Lab-Simulated Earthquakes Test the Mettle of 'High-Performance' Building Materials
*"Lab-Simulated Earthquakes Test the Mettle of 'High-Performance' Building Materials" is part of NJIT's 2023 Research Magazine*
Despite advances in construction design and materials, a powerful 7.8 magnitude tremor on the San Andreas fault could kill a projected 1,800 people, injure an additional 50,000 and demolish 200 million square feet of commercial, public and residential buildings, according to a recent study. Even the newest, most up-to-date structures would be toppled at a rate of up to 1 in 10.
“Ten percent is not a random figure – it’s the accepted failure rate in today’s building code when weighing the economics of improving construction with the risk of such large events,” says Matthew Bandelt, associate professor of civil engineering and co-director of NJIT’s Materials and Structures Laboratory. “The risk is rising, however, as more people move into urban areas. As a result, we now have very concentrated losses when a natural disaster, in any form, hits a major metropolitan area.”
According to FEMA, about half of the continental U.S. population is at risk of damage from earthquakes.
Engineers increasingly use a new class of high-performance concrete to bolster new and existing bridges against harsh conditions, but there has been little push to incorporate them in the construction of buildings.
“We don’t know how buildings would behave with these new materials, including during earthquakes, so it’s difficult to quantify the benefits,” notes Bandelt, who secured a CAREER award from the National Science Foundation to assess the seismic response of materials known as high-performance fiber-reinforced cementitious composites (HPFRCCs) in structures of various configurations and to develop design criteria for using them.
The HPFRCC materials that Bandelt and his team study have small fibers made of steel or polymers that are one-half to 1 inch in length and range in thickness from that of a human hair to the tip of a pen. When building components made with HPFRCC materials are subjected to seismic shaking, the fibers help keep the concrete together, potentially making it stronger and more able to deform or bend.
Buildings designed with high-performance fiber-reinforced concrete are also potentially more sustainable, meaning they would require less steel, for example, because the concrete itself bears more of the load. “The beams and columns could be smaller,” Bandelt says, “because less material carries the same amount of weight.” He hopes that his research will contribute to the establishment of LEED-like standards for building resilience.
Earthquake forces push and pull the beams and columns that make up a building. Bandelt uses hydraulic machines that apply up to 220,000 pounds of force to simulate these impacts on individual building components, and to better understand their behavior under the combined effects of axial load and bending. Their studies have shown that HPFRCC dramatically improved the seismic response: increases in strength of 30% to 40%, or even more, are common in comparison to traditional reinforced concrete. But the deformation capacity – the amount a structural component can bend before breaking – requires further consideration.
When building components made with HPFRCC materials are subjected to seismic shaking, the fibers help keep the concrete together, potentially making it stronger and more able to deform or bend.

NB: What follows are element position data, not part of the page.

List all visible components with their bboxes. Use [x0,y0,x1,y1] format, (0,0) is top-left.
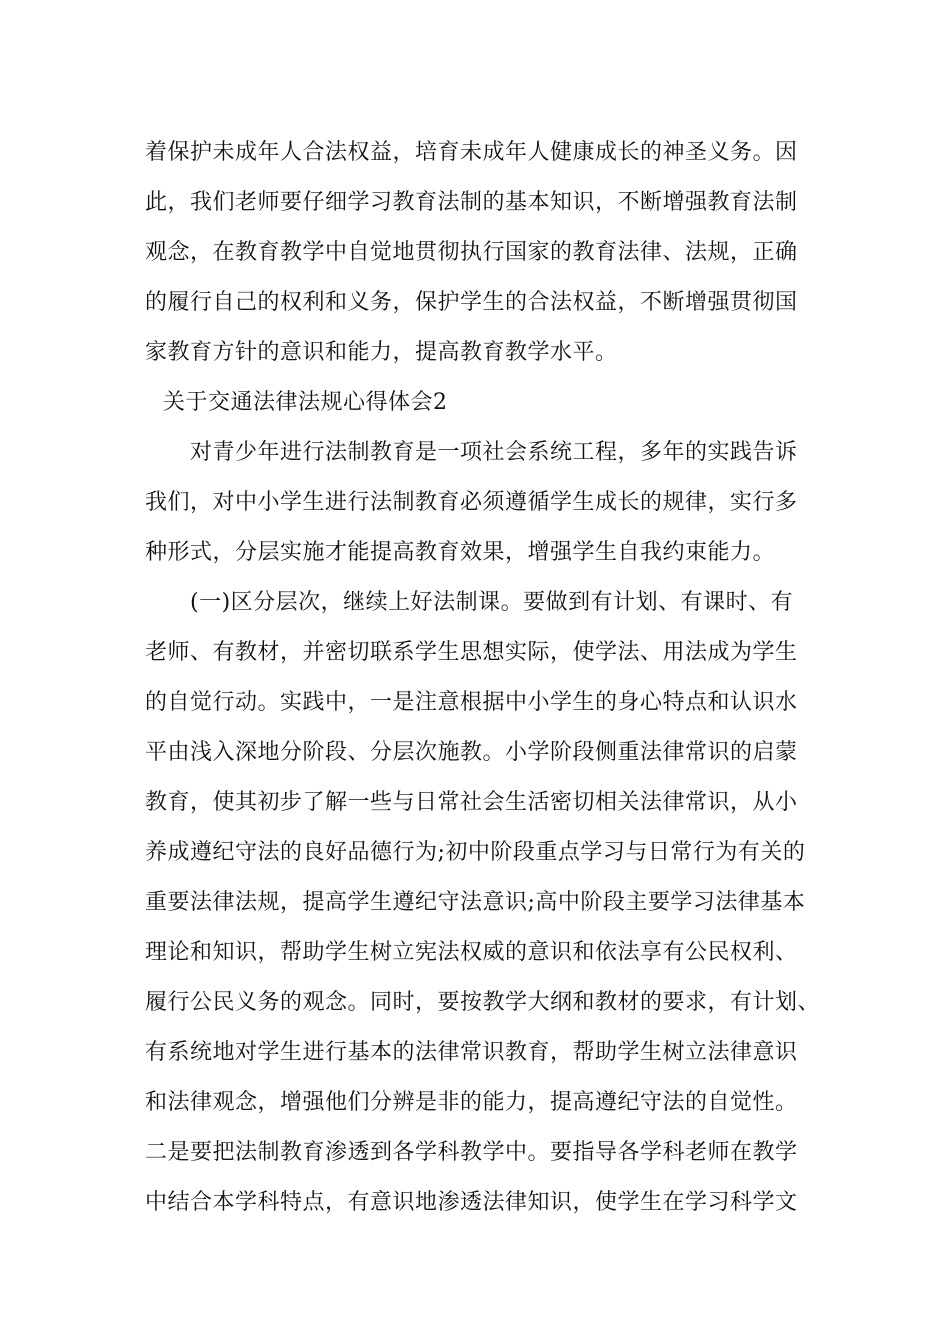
paragraph-line: 的自觉行动。实践中，一是注意根据中小学生的身心特点和认识水 [145,690,798,715]
paragraph-line: 平由浅入深地分阶段、分层次施教。小学阶段侧重法律常识的启蒙 [145,740,798,765]
paragraph-line: 和法律观念，增强他们分辨是非的能力，提高遵纪守法的自觉性。 [145,1090,798,1115]
paragraph-line: 理论和知识，帮助学生树立宪法权威的意识和依法享有公民权利、 [145,940,798,965]
paragraph-line: 家教育方针的意识和能力，提高教育教学水平。 [145,340,618,365]
paragraph-line: 老师、有教材，并密切联系学生思想实际，使学法、用法成为学生 [145,640,798,665]
paragraph-line: 二是要把法制教育渗透到各学科教学中。要指导各学科老师在教学 [145,1140,798,1165]
paragraph-line: 的履行自己的权利和义务，保护学生的合法权益，不断增强贯彻国 [145,290,798,315]
paragraph-line: 对青少年进行法制教育是一项社会系统工程，多年的实践告诉 [190,440,798,465]
paragraph-line: 着保护未成年人合法权益，培育未成年人健康成长的神圣义务。因 [145,140,798,165]
paragraph-line: 重要法律法规，提高学生遵纪守法意识;高中阶段主要学习法律基本 [145,890,806,915]
paragraph-line: 我们，对中小学生进行法制教育必须遵循学生成长的规律，实行多 [145,490,798,515]
paragraph-line: 教育，使其初步了解一些与日常社会生活密切相关法律常识，从小 [145,790,798,815]
paragraph-line: 有系统地对学生进行基本的法律常识教育，帮助学生树立法律意识 [145,1040,798,1065]
section-heading: 关于交通法律法规心得体会2 [163,390,448,415]
paragraph-line: 种形式，分层实施才能提高教育效果，增强学生自我约束能力。 [145,540,776,565]
paragraph-line: 履行公民义务的观念。同时，要按教学大纲和教材的要求，有计划、 [145,990,821,1015]
paragraph-line: 此，我们老师要仔细学习教育法制的基本知识，不断增强教育法制 [145,190,798,215]
paragraph-line: 养成遵纪守法的良好品德行为;初中阶段重点学习与日常行为有关的 [145,840,806,865]
paragraph-line: 观念，在教育教学中自觉地贯彻执行国家的教育法律、法规，正确 [145,240,798,265]
paragraph-line: (一)区分层次，继续上好法制课。要做到有计划、有课时、有 [190,590,794,615]
paragraph-line: 中结合本学科特点，有意识地渗透法律知识，使学生在学习科学文 [145,1190,798,1215]
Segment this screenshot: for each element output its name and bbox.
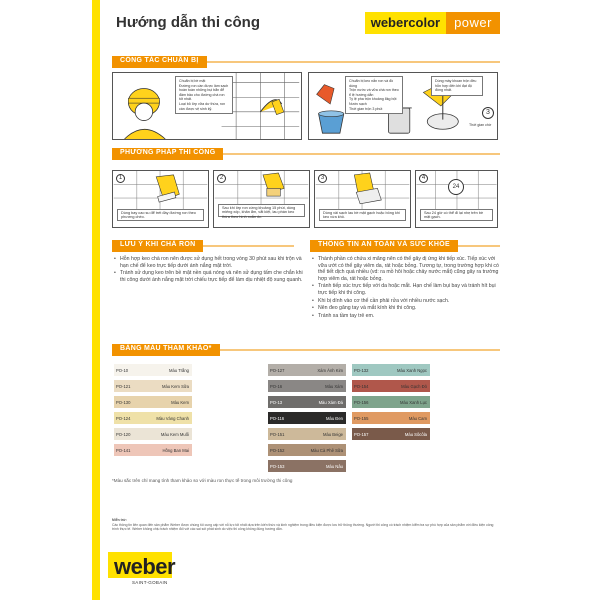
swatch-code: PO-16: [270, 383, 283, 389]
prep-note-line: Đường ron cần được làm sạch hoàn toàn những bụi bẩn để đảm bảo cho đường chà ron tốt nhất.: [179, 83, 229, 102]
guide-page: [92, 0, 508, 600]
color-swatch: [268, 380, 346, 392]
swatch-name: Màu Xanh Lục: [399, 399, 427, 405]
swatch-name: Màu Đen: [326, 415, 343, 421]
swatch-code: PO-121: [116, 383, 131, 389]
swatch-code: PO-10: [116, 367, 129, 373]
prep-note-line: Chuẩn bị keo nắn ron và đồ dùng: [349, 79, 394, 88]
swatch-code: PO-124: [116, 415, 131, 421]
clock-icon: 24: [448, 179, 464, 195]
prep-side-note: Dùng máy khoan trộn đều hỗn hợp đến khi đạt độ đồng nhất.: [431, 76, 483, 96]
section-method-title: PHƯƠNG PHÁP THI CÔNG: [112, 148, 223, 160]
swatch-name: Màu Xám: [325, 383, 343, 389]
section-method-header: [112, 148, 500, 160]
color-swatch: [268, 412, 346, 424]
swatch-code: PO-153: [270, 463, 285, 469]
brand-logo: [365, 12, 500, 34]
swatch-code: PO-116: [270, 415, 285, 421]
disclaimer-title: Miễn trừ:: [112, 518, 127, 522]
swatch-code: PO-152: [270, 447, 285, 453]
swatch-name: Hồng Ban Mai: [162, 447, 189, 453]
swatch-name: Màu Nâu: [326, 463, 343, 469]
method-step-2: [213, 170, 310, 228]
swatch-name: Màu Cam: [408, 415, 427, 421]
step-number-4: 4: [419, 174, 428, 183]
swatch-code: PO-141: [116, 447, 131, 453]
section-notes-title: LƯU Ý KHI CHÀ RON: [112, 240, 203, 252]
swatch-name: Màu Kem: [171, 399, 189, 405]
wait-label: Thời gian chờ: [469, 123, 492, 127]
swatch-code: PO-130: [116, 399, 131, 405]
swatch-name: Màu Vàng Chanh: [156, 415, 189, 421]
method-step-3-caption: Dùng vải sạch lau bề mặt gạch hoặc bông khi keo vừa khô.: [319, 209, 406, 221]
timer-icon: 3: [482, 107, 494, 119]
brand-primary: webercolor: [365, 12, 446, 34]
safety-item: • Tránh tiếp xúc trực tiếp với da hoặc mắt. Hạn chế làm bụi bay và tránh hít bụi trực tiếp khi thi công.: [312, 283, 500, 296]
swatch-name: Màu Kem Muối: [160, 431, 189, 437]
color-swatch: [268, 396, 346, 408]
swatch-name: Màu Trắng: [168, 367, 189, 373]
color-swatch: [268, 364, 346, 376]
notes-list: [114, 256, 304, 284]
safety-item: • Tránh xa tầm tay trẻ em.: [312, 313, 500, 320]
swatch-name: Màu Kem Sữa: [161, 383, 189, 389]
swatch-code: PO-132: [354, 367, 369, 373]
color-swatch: [352, 428, 430, 440]
color-swatch: [114, 444, 192, 456]
method-step-1: [112, 170, 209, 228]
swatch-name: Màu Beige: [322, 431, 343, 437]
swatch-code: PO-151: [270, 431, 285, 437]
notes-item: • Hỗn hợp keo chà ron nên được sử dụng hết trong vòng 30 phút sau khi trộn và hạn chế để keo trực tiếp dưới ánh nắng mặt trời.: [114, 256, 304, 269]
notes-item: • Tránh sử dụng keo trên bề mặt nền quá nóng và nên sử dụng tấm che chắn khi thi công dưới ánh nắng mặt trời chiếu trực tiếp để làm dịu nhiệt độ xung quanh.: [114, 270, 304, 283]
safety-item: • Thành phần có chứa xi măng nên có thể gây dị ứng khi tiếp xúc. Tiếp xúc với vữa ướt có thể gây viêm da, rát hoặc bỏng. Tương tự, trong trường hợp khi có thể tiết dịch quá nhiều (vd: ra mồ hôi hoặc chảy nước mắt) cũng gây ra trường hợp viêm da, rát hoặc bỏng.: [312, 256, 500, 282]
swatch-name: Màu Gạch Đỏ: [401, 383, 427, 389]
color-swatch: [268, 428, 346, 440]
prep-note-line: Thời gian trộn 3 phút: [349, 106, 383, 111]
swatch-code: PO-157: [354, 431, 369, 437]
swatch-code: PO-154: [354, 383, 369, 389]
swatch-name: Xám Ánh Kim: [317, 367, 343, 373]
color-swatch: [352, 396, 430, 408]
prep-note-line: Loại bỏ lớp vữa dư thừa, ron cần được vệ sinh kỹ.: [179, 101, 226, 111]
prep-panel-1: [112, 72, 302, 140]
weber-logo-word: weber: [114, 554, 176, 579]
method-step-3: [314, 170, 411, 228]
prep-note-line: Tỷ lệ pha trộn khoảng 8kg bột: [349, 97, 397, 102]
swatch-code: PO-156: [354, 399, 369, 405]
prep-note-line: Chuẩn bị bề mặt: [179, 79, 206, 83]
color-swatch: [352, 364, 430, 376]
brand-secondary: power: [446, 12, 500, 34]
prep-note-line: Trộn nước và vữa chà ron theo tỉ lệ hướng dẫn: [349, 88, 399, 97]
step-number-2: 2: [217, 174, 226, 183]
color-swatch: [114, 364, 192, 376]
page-title: Hướng dẫn thi công: [116, 14, 261, 31]
swatch-name: Màu Xám Đá: [318, 399, 343, 405]
yellow-edge-bar: [92, 0, 100, 600]
safety-list: [312, 256, 500, 320]
disclaimer-text: Các thông tin liên quan đến sản phẩm Weber được chúng tôi cung cấp với nỗ lực tốt nhất dựa trên kiến thức và kinh nghiệm trong điều kiện được lưu trữ thông thường. Người thi công có trách nhiệm kiểm tra sự phù hợp của sản phẩm với điều kiện công trình thực tế. Weber không chịu trách nhiệm đối với các sai sót phát sinh do việc thi công không đúng hướng dẫn.: [112, 523, 494, 532]
section-colors-title: BẢNG MÀU THAM KHẢO*: [112, 344, 220, 356]
method-step-4: [415, 170, 498, 228]
color-swatch: [114, 380, 192, 392]
color-swatch: [352, 380, 430, 392]
prep-note-box-2: [345, 76, 403, 114]
swatch-name: Màu Xanh Ngọc: [396, 367, 427, 373]
section-prep-title: CÔNG TÁC CHUẨN BỊ: [112, 56, 207, 68]
swatch-code: PO-155: [354, 415, 369, 421]
swatch-code: PO-13: [270, 399, 283, 405]
color-swatch: [268, 444, 346, 456]
color-swatch: [268, 460, 346, 472]
section-safety-header: [310, 240, 500, 252]
swatch-code: PO-120: [116, 431, 131, 437]
section-prep-header: [112, 56, 500, 68]
method-step-1-caption: Dùng bay cao su để trét đầy đường ron theo phương chéo.: [117, 209, 204, 221]
method-step-4-caption: Sau 24 giờ có thể đi lại nhẹ trên bề mặt gạch.: [420, 209, 493, 221]
prep-panel-2: [308, 72, 498, 140]
prep-note-line: Nước sạch: [349, 101, 367, 106]
safety-item: • Khi bị dính vào cơ thể cần phải rửa với nhiều nước sạch.: [312, 298, 500, 305]
prep-note-box-1: [175, 76, 233, 114]
step-number-3: 3: [318, 174, 327, 183]
method-step-2-caption: Sau khi lớp ron cứng khoảng 15 phút, dùng miếng xốp, khăn ẩm, vắt kiệt, lau phần keo thừa theo hình xoắn ốc.: [218, 204, 305, 217]
section-safety-title: THÔNG TIN AN TOÀN VÀ SỨC KHỎE: [310, 240, 458, 252]
weber-logo: [108, 548, 178, 588]
color-swatch: [114, 428, 192, 440]
color-swatch: [114, 396, 192, 408]
swatch-name: Màu Cà Phê Sữa: [310, 447, 343, 453]
swatch-name: Màu Sôcôla: [404, 431, 427, 437]
step-number-1: 1: [116, 174, 125, 183]
section-colors-header: [112, 344, 500, 356]
section-notes-header: [112, 240, 294, 252]
color-swatch: [352, 412, 430, 424]
swatch-code: PO-127: [270, 367, 285, 373]
safety-item: • Nên đeo găng tay và mắt kính khi thi công.: [312, 305, 500, 312]
color-footnote: *Màu sắc trên chỉ mang tính tham khảo so với màu ron thực tế trong môi trường thi công: [112, 478, 293, 483]
color-swatch: [114, 412, 192, 424]
weber-logo-sub: SAINT-GOBAIN: [132, 580, 168, 585]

The team is now building mathematical representations of buildings with different frame configurations, story heights, building layouts, structural element geometries and HPFRCC mechanical properties to test the materials’ performance at the system-level. They apply nonlinear dynamic structural analysis, a technique to computationally simulate structural response under loading, to see how much shaking would make the buildings collapse.

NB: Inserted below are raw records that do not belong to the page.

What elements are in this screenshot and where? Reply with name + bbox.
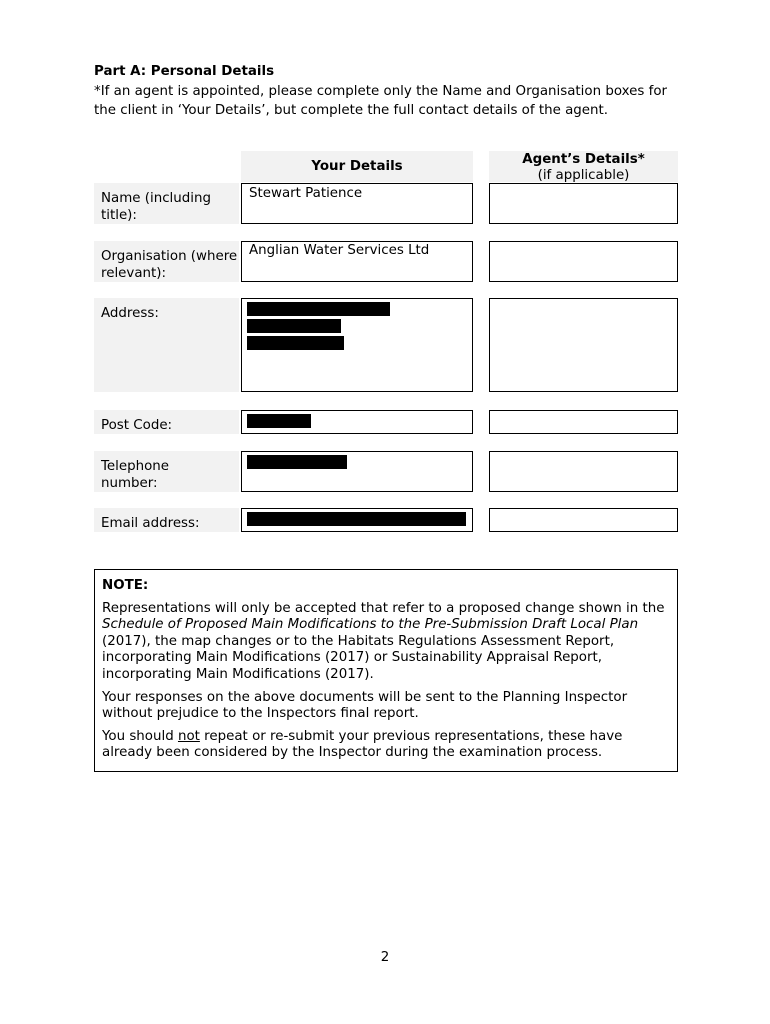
your-organisation-value: Anglian Water Services Ltd	[249, 243, 430, 258]
emphasis-not: not	[177, 728, 200, 744]
redaction-bar	[247, 414, 311, 428]
your-name-value: Stewart Patience	[249, 186, 363, 201]
agent-telephone-field[interactable]	[489, 451, 678, 492]
agent-postcode-field[interactable]	[489, 410, 678, 434]
your-email-field[interactable]	[241, 508, 473, 532]
name-label: Name (including title):	[101, 191, 211, 223]
redaction-bar	[247, 455, 347, 469]
note-box	[94, 569, 678, 772]
your-details-label: Your Details	[311, 159, 403, 174]
your-postcode-field[interactable]	[241, 410, 473, 434]
document-title: Schedule of Proposed Main Modifications to the Pre-Submission Draft Local Plan	[102, 617, 639, 633]
your-details-header	[241, 151, 473, 182]
your-telephone-field[interactable]	[241, 451, 473, 492]
agent-name-field[interactable]	[489, 183, 678, 224]
page-number: 2	[380, 950, 390, 965]
redaction-bar	[247, 319, 341, 333]
address-label: Address:	[101, 306, 159, 321]
agent-details-label: Agent’s Details*	[522, 152, 645, 167]
section-heading: Part A: Personal Details	[94, 64, 275, 79]
email-label: Email address:	[101, 516, 200, 531]
intro-text: *If an agent is appointed, please complete only the Name and Organisation boxes for the client in ‘Your Details’, but complete the full contact details of the agent.	[94, 84, 668, 118]
note-paragraph-3: You should not repeat or re-submit your previous representations, these have already been considered by the Inspector during the examination process.	[102, 728, 623, 761]
agent-address-field[interactable]	[489, 298, 678, 392]
your-name-field[interactable]	[241, 183, 473, 224]
note-paragraph-1: Representations will only be accepted that refer to a proposed change shown in the Schedule of Proposed Main Modifications to the Pre-Submission Draft Local Plan (2017), the map changes or to the Habitats Regulations Assessment Report, incorporating Main Modifications (2017) or Sustainability Appraisal Report, incorporating Main Modifications (2017).	[102, 600, 665, 682]
note-paragraph-2: Your responses on the above documents will be sent to the Planning Inspector without prejudice to the Inspectors final report.	[102, 689, 628, 722]
organisation-label: Organisation (where relevant):	[101, 249, 238, 281]
agent-details-note: (if applicable)	[537, 168, 630, 183]
agent-details-header	[489, 151, 678, 182]
agent-email-field[interactable]	[489, 508, 678, 532]
postcode-label: Post Code:	[101, 418, 173, 433]
your-address-field[interactable]	[241, 298, 473, 392]
telephone-label: Telephone number:	[101, 459, 170, 491]
note-title: NOTE:	[102, 578, 149, 593]
agent-organisation-field[interactable]	[489, 241, 678, 282]
redaction-bar	[247, 302, 390, 316]
redaction-bar	[247, 336, 344, 350]
redaction-bar	[247, 512, 466, 526]
your-organisation-field[interactable]	[241, 241, 473, 282]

“We have component-level information, but not for an entire building, and without it, we’ll never get buy-in,” Bandelt said, adding that part of their research is to perform risk assessments to understand how rates of damage change with these new materials and to analyze cost-benefit scenarios for HPFRCC systems.
They’re investigating methods to engineer and place HPFRCC in key regions of buildings, while quantifying their impact on performance, safety and life-cycle costs. Specifically, Bandelt and his team will study how HPFRCCs can be placed in “plastic hinge regions” where damage is expected to occur during an earthquake, with the expectation of reducing damage while also increasing strength and elasticity by using HPFRCCs. Their goal is to help people understand the relative benefit of using the new composites under different risk scenarios.
“If a building owner asked for their structure to be immediately occupiable after a specific earthquake magnitude, for example, we would tell them how to meet that standard,” he said. “We do this by using our computational models to simulate performance under various earthquake magnitudes and integrating those results with the risk of different earthquake hazards based on how likely they are to occur and how much shaking they cause.”
According to the Federal Emergency Management Agency (FEMA), about half of the U.S. population, not including residents of Hawaii and Alaska, are at risk of damage from earthquakes. Regions that are most vulnerable to earthquakes are largely uninsured or underinsured against them, Bandelt notes. As of now, the federal government through government agencies such as FEMA covers the lion’s share of damage repairs.
“There is a lot of loss in natural disasters, not just in terms of lives and revenues, but also in community,” he says. “Buildings are places people gather.”